I sat and watched as the Government voted down amendment after amendment that would have provided them with a framework to act. Will the Government now explore and legislate for the expansion and broadening of the public interest test, which they failed to do six years ago? That would not be without precedent—for example, the financial stability clause, added in 2008 during the financial crisis. Can we tighten the financial stability test to include considerations of long-term financial viability, as suggested by the hon. Member for Paisley and Renfrewshire South (Mhairi Black)?
Only this morning, Unilever announced that it will relocate its headquarters from London to Rotterdam. One key factor in that decision was the greater protection afforded to the company by Dutch takeover law. Will the Government look at improving the protection offered by takeover rules to British companies?
Both Dana and Melrose have questions to answer with regard to the future of pension schemes that GKN is currently responsible for. Will the Minister explain what assessment has been made of the schemes and what assurances the Government have sought?
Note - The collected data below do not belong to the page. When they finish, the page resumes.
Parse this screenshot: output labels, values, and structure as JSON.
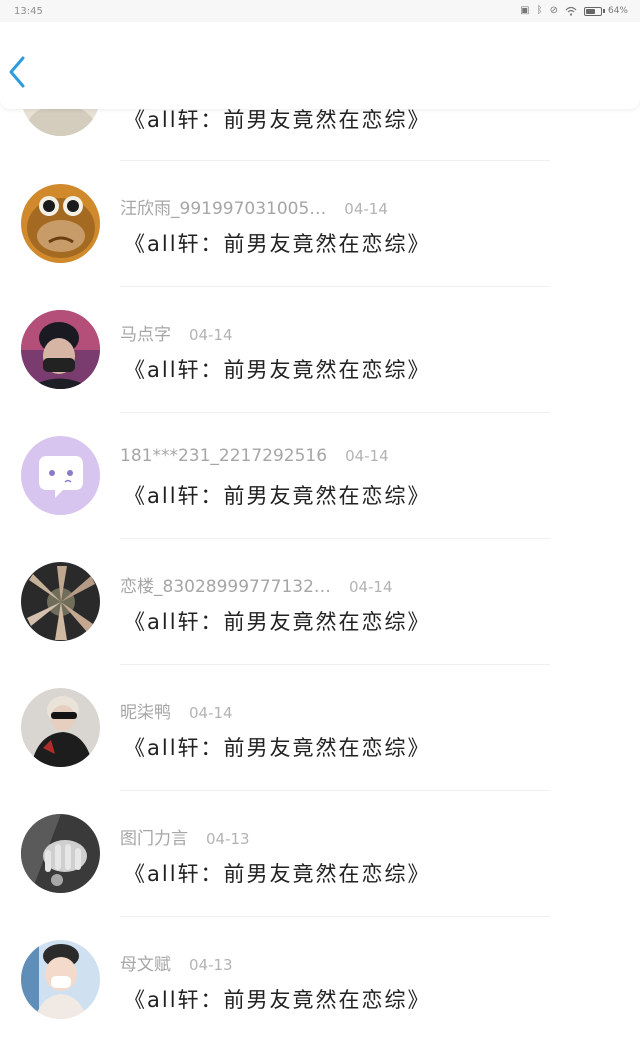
{
  "status_bar": {
    "time": "13:45",
    "battery_percent": "64%",
    "battery_level": 0.64,
    "icons": [
      "vibrate-icon",
      "bluetooth-icon",
      "mute-icon",
      "wifi-icon",
      "battery-icon"
    ]
  },
  "header": {
    "back_icon": "chevron-left-icon",
    "accent": "#2d9cdb"
  },
  "comments": [
    {
      "user": "",
      "date": "",
      "text": "《all轩：前男友竟然在恋综》",
      "avatar": "beige"
    },
    {
      "user": "汪欣雨_991997031005…",
      "date": "04-14",
      "text": "《all轩：前男友竟然在恋综》",
      "avatar": "monkey"
    },
    {
      "user": "马点字",
      "date": "04-14",
      "text": "《all轩：前男友竟然在恋综》",
      "avatar": "person-mask"
    },
    {
      "user": "181***231_2217292516",
      "date": "04-14",
      "text": "《all轩：前男友竟然在恋综》",
      "avatar": "purple-chat"
    },
    {
      "user": "恋楼_83028999777132…",
      "date": "04-14",
      "text": "《all轩：前男友竟然在恋综》",
      "avatar": "hands"
    },
    {
      "user": "昵柒鸭",
      "date": "04-14",
      "text": "《all轩：前男友竟然在恋综》",
      "avatar": "girl-sunglasses"
    },
    {
      "user": "图门力言",
      "date": "04-13",
      "text": "《all轩：前男友竟然在恋综》",
      "avatar": "dark-hand"
    },
    {
      "user": "母文赋",
      "date": "04-13",
      "text": "《all轩：前男友竟然在恋综》",
      "avatar": "baby"
    }
  ]
}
The Secretary of State talks of building an economy for the long term, just as his predecessor did. This is a litmus test for his industrial strategy. It cannot hold if time and time again our most successful and innovative companies are taken over and then taken apart. Investing in innovation is a long-term bet; Melrose is a short-term player. Do the Government have the will to build a high-skill, high-wage, high-productivity economy, or is casino capitalism what our future holds?
Before I call the Minister, I ask him to leave three minutes at the end to allow Adrian Bailey to sum up.